O triste legado de Lerner

A uma semana do final dos seus oito anos de mandato, o governador Jaime Lerner (PFL) deixa o Palácio Iguaçu sem oferecer à população do Paraná nenhum motivo para lamentar o fim do ciclo de poder comandado pelo pefelista. O que ocorre, na realidade, é justamente o contrário. Lerner entrega o governo carregando os estigmas que, ironicamente, sempre tentou evitar durante sua longa carreira como homem público: o de um político identificado com as pechas do conservadorismo no plano político e da ineficiência no plano administrativo.

Conservadorismo porque o atual governador do Estado exerceu seu mandato à moda antiga, típica dos quadros arenistas aos quais já pertenceu, adotando uma práxis político-administrativa refratária a um diálogo amplo com a sociedade paranaense. Esta orientação política se tornou evidente, por exemplo, durante o turbulento processo de privatização da Copel, quando o governo encaminhou o projeto propondo a venda da estatal à Assembléia Legislativa sem nenhuma consulta à sociedade. E por isto, após uma longa batalha política, acabou sofrendo um irreversível desgaste político, reforçado pela decisão do presidente Fernando Henrique Cardoso de proibir a privatização das estatais do setor.

Ineficiência devido aos indicadores sócio-econômicos do Paraná, que denunciam uma grave crise na agricultura familiar (o setor mais importante da economia paranaense, em que pese o discurso de Lerner de que o Estado assumiu um novo perfil, industrial), na Educação, na segurança e na saúde públicas. Ineficiência, ainda, na gestão da máquina pública, já que o Paraná acumula uma dívida jamais vista na história do Estado, além de uma capacidade de investimento bastante reduzida.

Não foi mera casualidade o fato de o establishment que compôs o arco partidário lernista nas eleições de 6 de outubro ter sido derrotado nas urnas justamente pelo seu principal e mais ácido adversário – Roberto Requião de Mello e Silva.

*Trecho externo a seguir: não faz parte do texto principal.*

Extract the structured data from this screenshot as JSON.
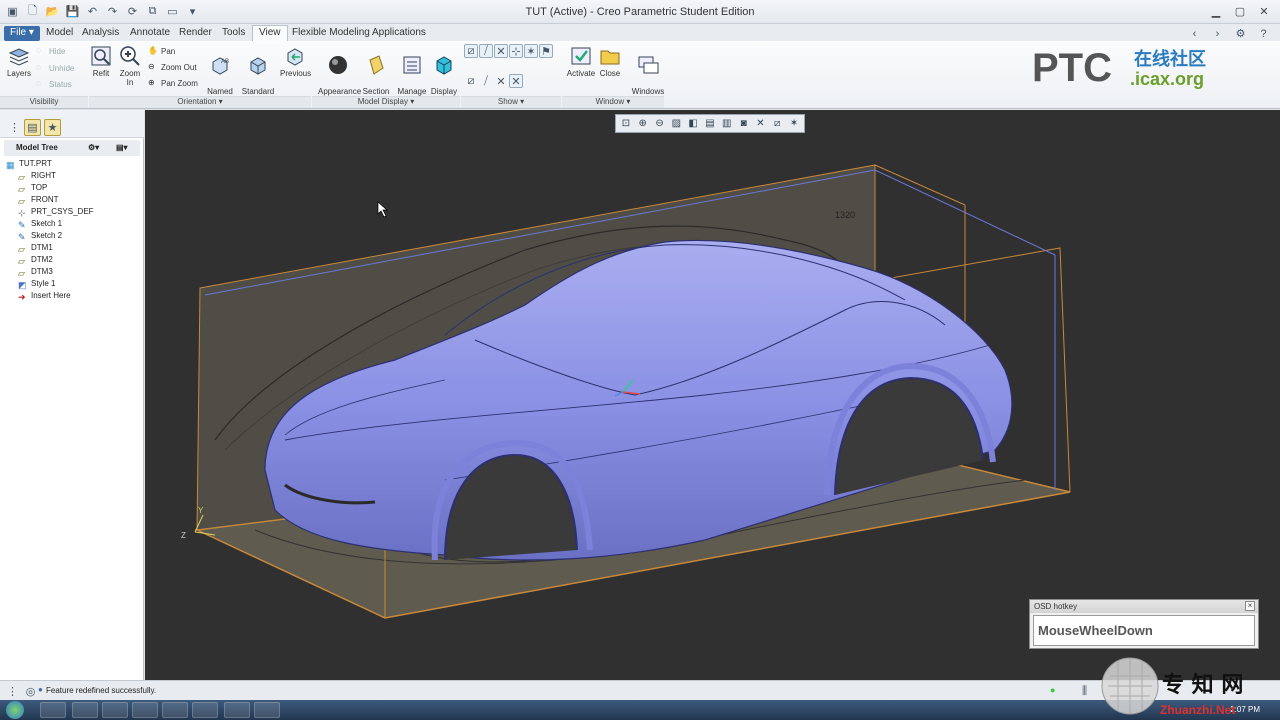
{
  "window": {
    "title": "TUT (Active) - Creo Parametric Student Edition"
  },
  "tabs": [
    {
      "label": "File ▾"
    },
    {
      "label": "Model"
    },
    {
      "label": "Analysis"
    },
    {
      "label": "Annotate"
    },
    {
      "label": "Render"
    },
    {
      "label": "Tools"
    },
    {
      "label": "View"
    },
    {
      "label": "Flexible Modeling"
    },
    {
      "label": "Applications"
    }
  ],
  "active_tab": "View",
  "ribbon": {
    "visibility": {
      "layers": "Layers",
      "hide": "Hide",
      "unhide": "Unhide",
      "status": "Status"
    },
    "orientation": {
      "refit": "Refit",
      "zoom_in": "Zoom In",
      "pan": "Pan",
      "zoom_out": "Zoom Out",
      "pan_zoom": "Pan Zoom",
      "named_views": "Named\nViews ▾",
      "standard_orientation": "Standard\nOrientation",
      "previous": "Previous"
    },
    "model_display": {
      "appearance_gallery": "Appearance\nGallery ▾",
      "section": "Section\n▾",
      "manage_views": "Manage\nViews ▾",
      "display_style": "Display\nStyle ▾"
    },
    "window": {
      "activate": "Activate",
      "close": "Close",
      "windows": "Windows\n▾"
    },
    "groups": {
      "visibility": "Visibility",
      "orientation": "Orientation ▾",
      "model_display": "Model Display ▾",
      "show": "Show ▾",
      "window": "Window ▾"
    }
  },
  "logo": {
    "brand": "PTC",
    "cn": "在线社区",
    "site": ".icax.org"
  },
  "model_tree": {
    "header": "Model Tree",
    "items": [
      {
        "label": "TUT.PRT",
        "icon": "part-icon"
      },
      {
        "label": "RIGHT",
        "icon": "datum-plane-icon"
      },
      {
        "label": "TOP",
        "icon": "datum-plane-icon"
      },
      {
        "label": "FRONT",
        "icon": "datum-plane-icon"
      },
      {
        "label": "PRT_CSYS_DEF",
        "icon": "csys-icon"
      },
      {
        "label": "Sketch 1",
        "icon": "sketch-icon"
      },
      {
        "label": "Sketch 2",
        "icon": "sketch-icon"
      },
      {
        "label": "DTM1",
        "icon": "datum-plane-icon"
      },
      {
        "label": "DTM2",
        "icon": "datum-plane-icon"
      },
      {
        "label": "DTM3",
        "icon": "datum-plane-icon"
      },
      {
        "label": "Style 1",
        "icon": "style-icon"
      },
      {
        "label": "Insert Here",
        "icon": "insert-arrow-icon"
      }
    ]
  },
  "viewport": {
    "dimension_label": "1320",
    "axis_labels": {
      "y": "Y",
      "z": "Z"
    }
  },
  "osd": {
    "title": "OSD hotkey",
    "text": "MouseWheelDown"
  },
  "status": {
    "message": "Feature redefined successfully."
  },
  "taskbar": {
    "clock": "2:07 PM"
  },
  "watermark": {
    "text": "专 知 网",
    "site": "Zhuanzhi.Net"
  },
  "colors": {
    "car": "#8c92e6",
    "background": "#303030",
    "accent": "#3b6ea8",
    "bounding_box": "#d08a3a"
  }
}
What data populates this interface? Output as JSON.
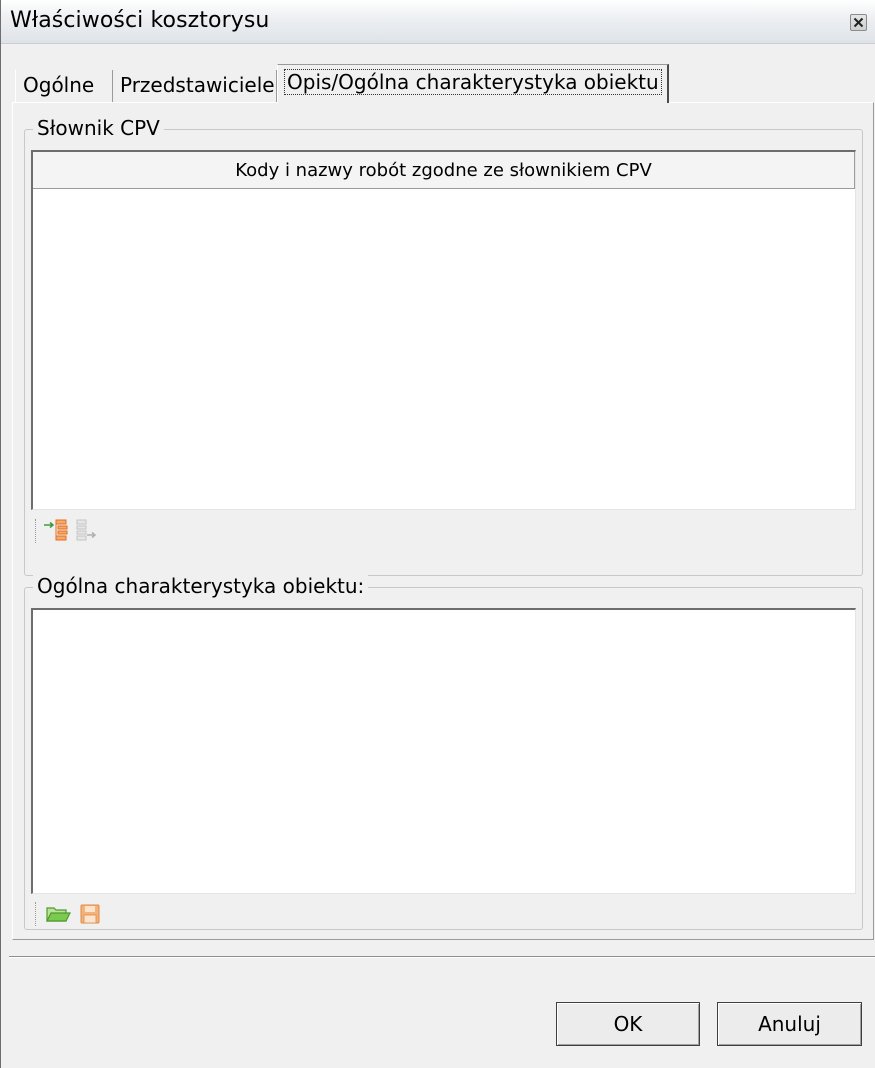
{
  "window": {
    "title": "Właściwości kosztorysu"
  },
  "tabs": [
    {
      "label": "Ogólne",
      "active": false
    },
    {
      "label": "Przedstawiciele",
      "active": false
    },
    {
      "label": "Opis/Ogólna charakterystyka obiektu",
      "active": true
    }
  ],
  "cpv_group": {
    "legend": "Słownik CPV",
    "column_header": "Kody i nazwy robót zgodne ze słownikiem CPV",
    "rows": [],
    "toolbar": [
      {
        "icon": "add-from-dictionary-icon",
        "enabled": true
      },
      {
        "icon": "remove-to-dictionary-icon",
        "enabled": false
      }
    ]
  },
  "description_group": {
    "legend": "Ogólna charakterystyka obiektu:",
    "text": "",
    "toolbar": [
      {
        "icon": "open-folder-icon",
        "enabled": true
      },
      {
        "icon": "save-icon",
        "enabled": false
      }
    ]
  },
  "buttons": {
    "ok": "OK",
    "cancel": "Anuluj"
  }
}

Sem ignorar o adesismo dos paranaenses à vitoriosa campanha do presidente eleito, Luiz Inácio Lula da Silva (PT), a vitória de Requião foi uma resposta pragmática do eleitorado à liderança que acentuou de forma mais contundente as muitas mazelas atribuídas ao atual governo – e,, sobretudo, ao político Jaime Lerner e tudo o que ele representa.

Mais do que uma derrota, porém, o que Lerner deixa de herança é a lição de que não se deve conduzir um Estado com base apenas num modelo de administração pública rigorosamente planejado nas pranchetas dos tecnoburocratas – um dos diferenciais das duas campanhas de Lerner ao governo que seus marqueteiros se empenharam tanto em divulgar. O exercício da política – seja no âmbito do Executivo ou do Legislativo – é muito mais do que a lógica liberal que este governo tentou impôr à sociedade. A política ainda continua sendo, no sentido mais clássico, a arte do diálogo e da busca de soluções pactuadas para os problemas econômicos-sociais. Ainda bem.